The 2007 Firecracker 10K

This is my first post in a long, long, time, so you’re probably expecting a long, interesting post…

But, basically, I’m just posting about my new interest in running, and specifically, about my very first 10K ever in my life.

(For your reference, the race webpage. )

It was on a cloudy, rainy (for southern California, anyway) morning that I arose from my bed at 6am to drive to Chinatown to participate in my very first 10K. I had only heard about the race on the previous Monday, stumbling upon it as I missed the Redondo Beach Super Bowl 10K that I had planned after having a ball at my first timed 5K at the OC Marathon a few weeks prior. That night I asked myself, could I do it? It might be a stretch, but I could give it a shot. And so I told myself that if I really thought I could do it, I’d better check by running tomorrow morning. So on Tuesday, I ran 5.6 miles, and it felt pretty good. I had no illusions of speed or such, and so I timed myself at 1:10, which is about a 12 minute mile pace. So I told myself: Self, you’re probably good to go, but you’re gonna take 1:15 to finish and the 2.7 miles of uphill may be challenging. So… there. I made plans to go (but didn’t register online due to the silly 3 dollar surcharge), buying myself an actual running shirt and actual running shorts at Target. I told myself that I could finally start considering myself a runner, though a beginner, and kind of out-of-shape.
Anyway, on the day of the race, it was certainly rainy, just as forecast, and though it wasn’t really cold in an absolute sense, it was cold to be in a short-sleeve shirt and shorts, with a breezy light rain ensuring adequate dampness. I shot the breeze a little with some other mildly-shivering runners, who explained that the course was pretty rough and full of bumps and cracks, and that you wanted to stay in the middle to avoid mud and sand and twisted ankles. Confirming this, the race announcer warned of potholes recently formed from the rain, and cautioned us all to stay safe and have fun.

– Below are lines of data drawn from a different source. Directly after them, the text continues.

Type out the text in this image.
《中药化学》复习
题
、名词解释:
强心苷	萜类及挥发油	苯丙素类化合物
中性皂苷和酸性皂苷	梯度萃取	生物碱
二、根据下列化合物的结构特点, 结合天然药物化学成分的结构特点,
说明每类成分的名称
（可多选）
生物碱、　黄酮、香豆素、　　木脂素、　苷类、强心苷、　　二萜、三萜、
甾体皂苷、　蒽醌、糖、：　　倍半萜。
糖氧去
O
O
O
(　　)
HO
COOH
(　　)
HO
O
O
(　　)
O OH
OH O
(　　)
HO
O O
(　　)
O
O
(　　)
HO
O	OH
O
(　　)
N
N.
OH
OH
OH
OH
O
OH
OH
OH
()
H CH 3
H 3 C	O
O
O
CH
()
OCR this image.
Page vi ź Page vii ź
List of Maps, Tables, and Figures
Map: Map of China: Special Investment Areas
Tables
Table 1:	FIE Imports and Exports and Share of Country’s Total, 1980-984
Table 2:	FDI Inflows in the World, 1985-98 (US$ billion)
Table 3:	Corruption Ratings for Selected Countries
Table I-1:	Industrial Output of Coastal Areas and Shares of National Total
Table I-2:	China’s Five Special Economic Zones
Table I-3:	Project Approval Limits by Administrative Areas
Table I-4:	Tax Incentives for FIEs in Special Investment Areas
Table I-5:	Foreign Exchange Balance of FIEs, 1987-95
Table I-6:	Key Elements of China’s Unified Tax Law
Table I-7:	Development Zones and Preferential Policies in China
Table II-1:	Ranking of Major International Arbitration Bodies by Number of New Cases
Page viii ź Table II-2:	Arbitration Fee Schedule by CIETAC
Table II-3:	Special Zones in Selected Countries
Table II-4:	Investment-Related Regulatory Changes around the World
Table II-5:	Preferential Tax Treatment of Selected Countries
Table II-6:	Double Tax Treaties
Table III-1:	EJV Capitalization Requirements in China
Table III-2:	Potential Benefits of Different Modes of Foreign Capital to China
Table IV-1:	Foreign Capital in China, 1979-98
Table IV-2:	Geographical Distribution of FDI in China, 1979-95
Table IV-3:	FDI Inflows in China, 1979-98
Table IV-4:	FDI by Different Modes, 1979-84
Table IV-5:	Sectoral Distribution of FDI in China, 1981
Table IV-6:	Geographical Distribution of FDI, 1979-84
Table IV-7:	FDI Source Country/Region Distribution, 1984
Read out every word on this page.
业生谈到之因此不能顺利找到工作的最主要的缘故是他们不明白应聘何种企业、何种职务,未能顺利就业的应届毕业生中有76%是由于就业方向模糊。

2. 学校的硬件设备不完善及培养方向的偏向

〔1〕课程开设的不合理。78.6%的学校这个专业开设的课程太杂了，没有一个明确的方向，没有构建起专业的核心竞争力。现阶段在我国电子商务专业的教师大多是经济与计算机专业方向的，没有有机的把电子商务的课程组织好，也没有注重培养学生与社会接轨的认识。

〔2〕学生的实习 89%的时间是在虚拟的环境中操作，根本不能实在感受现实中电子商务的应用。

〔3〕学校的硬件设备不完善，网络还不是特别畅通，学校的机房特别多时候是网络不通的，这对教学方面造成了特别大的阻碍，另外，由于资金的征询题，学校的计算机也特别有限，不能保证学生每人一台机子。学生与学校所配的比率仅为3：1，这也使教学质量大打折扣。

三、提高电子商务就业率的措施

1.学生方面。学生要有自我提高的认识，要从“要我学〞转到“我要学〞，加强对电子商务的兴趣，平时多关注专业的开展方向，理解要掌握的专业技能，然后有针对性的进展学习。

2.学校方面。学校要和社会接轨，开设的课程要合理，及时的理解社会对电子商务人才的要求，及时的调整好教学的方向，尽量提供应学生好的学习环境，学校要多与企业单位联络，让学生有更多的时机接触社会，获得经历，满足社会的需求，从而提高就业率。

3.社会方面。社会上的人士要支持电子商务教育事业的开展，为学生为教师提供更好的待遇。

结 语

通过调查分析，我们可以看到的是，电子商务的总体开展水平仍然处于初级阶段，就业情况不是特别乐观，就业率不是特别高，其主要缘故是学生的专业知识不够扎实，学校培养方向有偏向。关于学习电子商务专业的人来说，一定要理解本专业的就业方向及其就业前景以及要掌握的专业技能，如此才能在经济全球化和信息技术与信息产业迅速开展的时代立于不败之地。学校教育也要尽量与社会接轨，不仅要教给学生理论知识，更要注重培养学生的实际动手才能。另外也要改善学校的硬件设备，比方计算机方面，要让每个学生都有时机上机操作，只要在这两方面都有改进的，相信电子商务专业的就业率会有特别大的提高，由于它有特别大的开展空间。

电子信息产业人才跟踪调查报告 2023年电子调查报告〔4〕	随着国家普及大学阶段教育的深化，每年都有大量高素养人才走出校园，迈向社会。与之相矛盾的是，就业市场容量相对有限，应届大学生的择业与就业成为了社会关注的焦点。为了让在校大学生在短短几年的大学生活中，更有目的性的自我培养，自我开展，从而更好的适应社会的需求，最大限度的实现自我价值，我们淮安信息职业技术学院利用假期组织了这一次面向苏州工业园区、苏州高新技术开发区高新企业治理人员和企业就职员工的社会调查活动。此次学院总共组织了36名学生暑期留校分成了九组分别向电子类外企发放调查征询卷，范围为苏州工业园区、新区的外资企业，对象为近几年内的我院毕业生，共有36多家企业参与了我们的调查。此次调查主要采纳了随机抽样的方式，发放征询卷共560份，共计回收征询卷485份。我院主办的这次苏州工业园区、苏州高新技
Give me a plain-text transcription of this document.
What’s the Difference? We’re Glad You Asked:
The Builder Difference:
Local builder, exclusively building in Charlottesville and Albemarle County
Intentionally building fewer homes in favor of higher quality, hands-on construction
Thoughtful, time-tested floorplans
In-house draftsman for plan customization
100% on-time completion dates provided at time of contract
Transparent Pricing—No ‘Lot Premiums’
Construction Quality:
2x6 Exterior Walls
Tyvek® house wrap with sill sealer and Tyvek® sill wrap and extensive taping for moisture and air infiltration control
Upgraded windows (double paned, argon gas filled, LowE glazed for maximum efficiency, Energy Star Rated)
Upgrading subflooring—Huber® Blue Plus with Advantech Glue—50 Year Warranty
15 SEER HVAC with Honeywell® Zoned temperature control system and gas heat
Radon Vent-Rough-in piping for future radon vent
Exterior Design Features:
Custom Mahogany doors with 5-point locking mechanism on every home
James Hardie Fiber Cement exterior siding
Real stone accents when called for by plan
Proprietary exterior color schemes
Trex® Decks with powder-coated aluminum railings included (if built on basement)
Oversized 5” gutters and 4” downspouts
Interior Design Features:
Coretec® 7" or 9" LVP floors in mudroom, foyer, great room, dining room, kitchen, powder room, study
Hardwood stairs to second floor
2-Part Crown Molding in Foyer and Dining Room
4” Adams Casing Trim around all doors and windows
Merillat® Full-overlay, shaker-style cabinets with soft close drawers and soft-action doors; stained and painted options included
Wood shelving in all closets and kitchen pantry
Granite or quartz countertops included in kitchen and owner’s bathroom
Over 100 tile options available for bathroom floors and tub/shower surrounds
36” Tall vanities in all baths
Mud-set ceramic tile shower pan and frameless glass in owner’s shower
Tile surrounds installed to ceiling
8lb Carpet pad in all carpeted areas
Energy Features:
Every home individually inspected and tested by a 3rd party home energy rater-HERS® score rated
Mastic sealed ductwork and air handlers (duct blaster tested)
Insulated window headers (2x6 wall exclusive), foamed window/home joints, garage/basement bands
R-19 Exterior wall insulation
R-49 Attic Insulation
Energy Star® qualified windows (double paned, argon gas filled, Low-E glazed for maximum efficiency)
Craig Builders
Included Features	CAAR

Luckily, the rain stopped about 5 minutes before the actual start time, and I really couldn’t have asked for better conditions. The air was crisp and cool, and I was treated to beautiful views of downtown Los Angeles and Dodger stadium at the top of the Elysian Hills, about halfway through the course. I settled into a group of people at my pace after about the two mile point. By that time, everyone slower had yielded to walking and everyone faster was, well, faster than my conservative uphill pace. I met a few people… a veteran-sounding runner who briefed me on the views I should expect, a couple who would exchange some friendly trash-talking and rivalry between each other, a couple of boys who couldn’t have been more than 10 years old, a bride-to-be running with a wedding veil, with (I can only guess) her future bridesmaids, and some nice woman who kept my pace nearly the entire run (she was probably faster than me, but probably hampered by an ipod and clothing too-warm…I lost track of her in the last mile). During the last stretch, I happened upon a older woman (age 60, from the results) who sprinted with me towards the finish line.
It felt great to finish, and I seemed to have a ton of leftover energy. I think the clock read 1:04:36 when I passed the line, but the results show me at 1:04:10.

Race Results

You’ll find me in the race results with my name misspelled as “KANIEL” at a 10:21 mile pace. Honestly, I don’t know how I or the scantron could’ve messed up, but maybe that’s what I get for registering late. If you ran in this race and are looking for people to run with drop me a line (especially if you have a similar pace).
So there you have it. Ever since getting my magic running shoes (a gift, which seem to have nullified my historic knee pain from running), running’s been satisfying and fun. Maybe a marathon isn’t as out of reach as I thought (perhaps next year?).
(By the way, I continue to be inspired every time I think of the elderly lady (at least 70, probably at least 80) who jogged for at least the first two miles of the last 5K I did. The kid who wanted to run 200 miles for charity but ended up running 124 miles? I think he’s on another level.)